Inloggen
voeg je verhaal toe

Verhalen

Overvallen Door Vorst

Verdorie had het vannacht toch nog even, totaal onverwacht, redelijk gevroren. Ik wilde op tijd bij de bakker zijn om enkele van hun heerlijke warme broodjes te kopen. Kom ik bij m’n auto, waar ik met grote moeite de autodeur los kreeg. Ik glibberde over ons tweehonderd meter lange sintelpad naar de openbare weg. En toen ik er bijna was, hoorde ik een claxon. Links en rechts goed uitkijken, want er komt blijkbaar een auto aan die ik, in het mistige weer, niet goed zie aankomen. De bestuurder, op de weg, schat dat ook zo in, vandaar de claxon. Nog beter de mist in kijken – nee niks te zien.

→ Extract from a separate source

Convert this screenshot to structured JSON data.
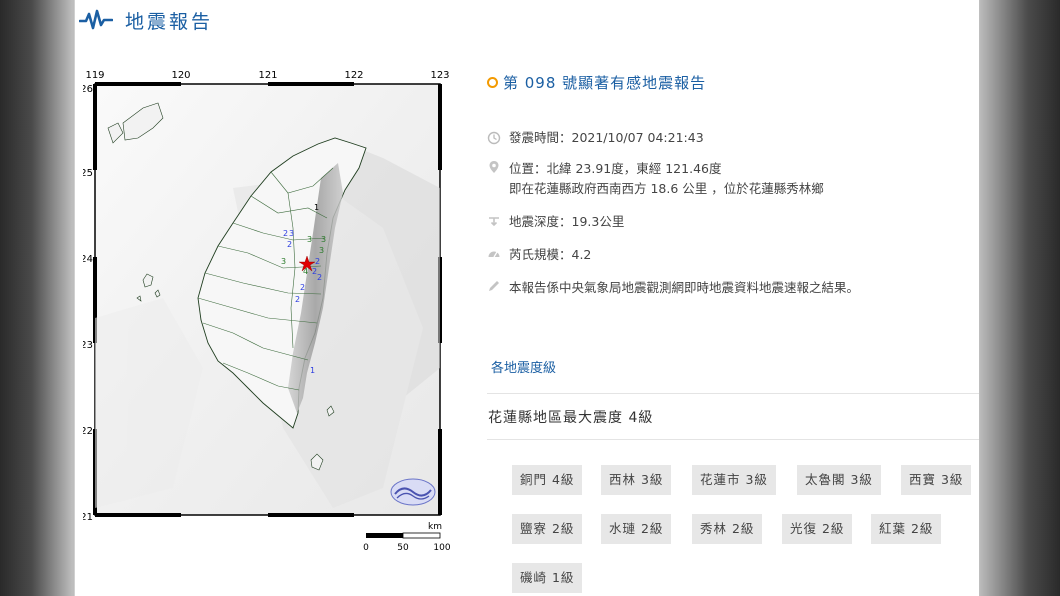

Rij de weg dan maar voorzichtig op en zie naast de woning van de buurvrouw haar Panda met draaiende motor staan en het lijkt me dat er iemand in zit te klooien. Wat moet die daar, vraag ik me af. Wat een eikel, de auto van mijn oude buurvrouw jatten zeker. Daar gaan we even een stokje voor steken. Ik zet mijn auto voor haar oprit zodat de mogelijk dief er niet met de auto vandoor kan gaan.
Daarna loop ik naar haar auto en vraag: ‘En waar zijn we mee bezig?’ Ik loop naar het beijzelde voorportier en tot mijn stomme verbazing zie ik de buurvrouw vast zitten in haar eigen auto.
Ik wil het voorportier open maken, maar dat lukt van geen kanten – hij zit vastgevroren. Maar hoe komt de buurvrouw daar dan in hemelsnaam vast te zitten. Het achterportier wou wel open en dus vraag ik of alles goed is. ‘Jawel buurman, maar ik zit, geloof ik, een beetje vast geklemd.’
‘Hoe kan dat nou weer buurvrouw?’ Het woordje weer is hier tussen gevoegd omdat de buurvrouw wel vaker van die rare capriolen uithaalt. Zoals in de herfst toen ze zelf met een gammele ladder het dak was opgekropen want daar lagen enkele dakpannen scheef, waar ze zich aan ergerde.
Toen heb ik haar gezegd: ‘Beste buurvrouw, doe dat nou nooit weer, bel mij dan even, of vraag de buurman naast u – die wil u ook wel even helpen. U bent tenslotte op uw vijfenzeventigste toch ook de allerjongste niet meer.’
‘Nee, ik weet het mien jong, maar ik wil zo lang mogelijk onafhankelijk blijven en vraag jullie pas als het echt nodig is.’ De alleenwonende weduwe is een echte woudfriezin, die je geen strobreed in de weg moet leggen en waarbij zelfstandigheid en vrijheid hoog in het vaandel staan.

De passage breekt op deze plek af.